Urethral sphincter electromyography provides an analysis of motor units affected when there is degeneration of Onuf’s nucleus in the sacral cord. This results in sphincter denervation with subsequent reinnervation. Electromyography indicates an increase in amplitude and duration of individual motor units, which often are polyphasic. This combination of denervation and reinnervation is present in the various forms of MSA, unlike Parkinson’s disease; similar changes occur in the anal sphincter.

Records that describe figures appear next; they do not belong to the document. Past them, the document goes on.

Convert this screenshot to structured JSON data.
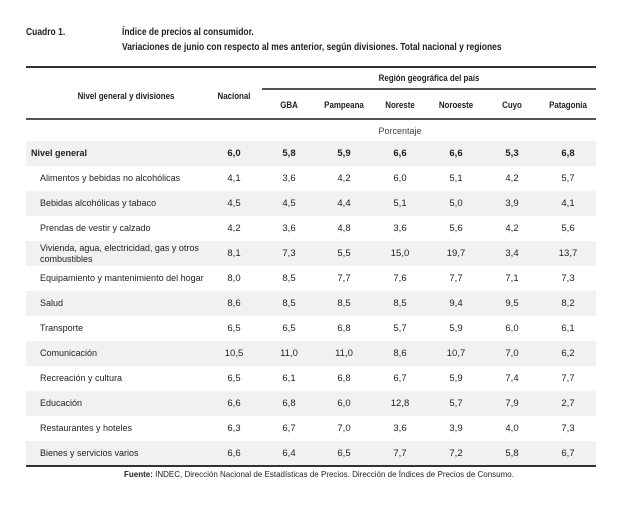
{
  "caption": {
    "label": "Cuadro 1.",
    "title": "Índice de precios al consumidor.",
    "subtitle": "Variaciones de junio con respecto al mes anterior, según divisiones. Total nacional y regiones"
  },
  "header": {
    "row_label": "Nivel general y divisiones",
    "national": "Nacional",
    "region_group": "Región geográfica del país",
    "regions": [
      "GBA",
      "Pampeana",
      "Noreste",
      "Noroeste",
      "Cuyo",
      "Patagonia"
    ],
    "unit": "Porcentaje"
  },
  "rows": [
    {
      "label": "Nivel general",
      "values": [
        "6,0",
        "5,8",
        "5,9",
        "6,6",
        "6,6",
        "5,3",
        "6,8"
      ]
    },
    {
      "label": "Alimentos y bebidas no alcohólicas",
      "values": [
        "4,1",
        "3,6",
        "4,2",
        "6,0",
        "5,1",
        "4,2",
        "5,7"
      ]
    },
    {
      "label": "Bebidas alcohólicas y tabaco",
      "values": [
        "4,5",
        "4,5",
        "4,4",
        "5,1",
        "5,0",
        "3,9",
        "4,1"
      ]
    },
    {
      "label": "Prendas de vestir y calzado",
      "values": [
        "4,2",
        "3,6",
        "4,8",
        "3,6",
        "5,6",
        "4,2",
        "5,6"
      ]
    },
    {
      "label": "Vivienda, agua, electricidad, gas y otros combustibles",
      "values": [
        "8,1",
        "7,3",
        "5,5",
        "15,0",
        "19,7",
        "3,4",
        "13,7"
      ]
    },
    {
      "label": "Equipamiento y mantenimiento del hogar",
      "values": [
        "8,0",
        "8,5",
        "7,7",
        "7,6",
        "7,7",
        "7,1",
        "7,3"
      ]
    },
    {
      "label": "Salud",
      "values": [
        "8,6",
        "8,5",
        "8,5",
        "8,5",
        "9,4",
        "9,5",
        "8,2"
      ]
    },
    {
      "label": "Transporte",
      "values": [
        "6,5",
        "6,5",
        "6,8",
        "5,7",
        "5,9",
        "6,0",
        "6,1"
      ]
    },
    {
      "label": "Comunicación",
      "values": [
        "10,5",
        "11,0",
        "11,0",
        "8,6",
        "10,7",
        "7,0",
        "6,2"
      ]
    },
    {
      "label": "Recreación y cultura",
      "values": [
        "6,5",
        "6,1",
        "6,8",
        "6,7",
        "5,9",
        "7,4",
        "7,7"
      ]
    },
    {
      "label": "Educación",
      "values": [
        "6,6",
        "6,8",
        "6,0",
        "12,8",
        "5,7",
        "7,9",
        "2,7"
      ]
    },
    {
      "label": "Restaurantes y hoteles",
      "values": [
        "6,3",
        "6,7",
        "7,0",
        "3,6",
        "3,9",
        "4,0",
        "7,3"
      ]
    },
    {
      "label": "Bienes y servicios varios",
      "values": [
        "6,6",
        "6,4",
        "6,5",
        "7,7",
        "7,2",
        "5,8",
        "6,7"
      ]
    }
  ],
  "source": {
    "label": "Fuente:",
    "text": " INDEC, Dirección Nacional de Estadísticas de Precios. Dirección de Índices de Precios de Consumo."
  }
}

Sleep studies are needed when apnoeic episodes and stridor are present. Indirect and direct laryngoscopy detect laryngeal abductor paresis.
Eye and lacrimal glands
Various physiological and pharmacological tests help determine sympathetic or parasympathetic involvement of pupils. Dilute cholinomimetics assess pupillary sensitivity, that is enhanced with denervation in the Holmes-Adie pupil. Lacrimal secretion can be tested by Schirmer’s test, and damage from deficient secretion can be assessed using Rose Bengal instillation followed by slit lamp examination.
Additional investigations may be needed to determine the cause of autonomic disease, the underlying disorder or associated complications. Computed tomographic scans and magnetic resonance imaging of the brain help in assessing basal ganglia, cerebellar, and brainstem involvement in the primary autonomic failure syndromes, especially in MSA. In suspected peripheral nerve involvement, electrophysiological studies together with sural nerve biopsy are indicated. In amyloidosis, a rectal or renal biopsy may be diagnostic. In FAP, genetic studies confirm the diagnosis, the mutation, and also help determine which family members are at risk. To exclude adrenal insufficiency, a short or long Synacthen test should be performed.
In localised lesions, specific investigations to determine the cause may be warranted. In Horner’s syndrome this may include neuro-imaging to exclude a midbrain or medullary haemorrhage, radiography and bronchoscopy to exclude an apical bronchial neoplasm, and carotid artery angiography to assess lesions of the internal carotid artery.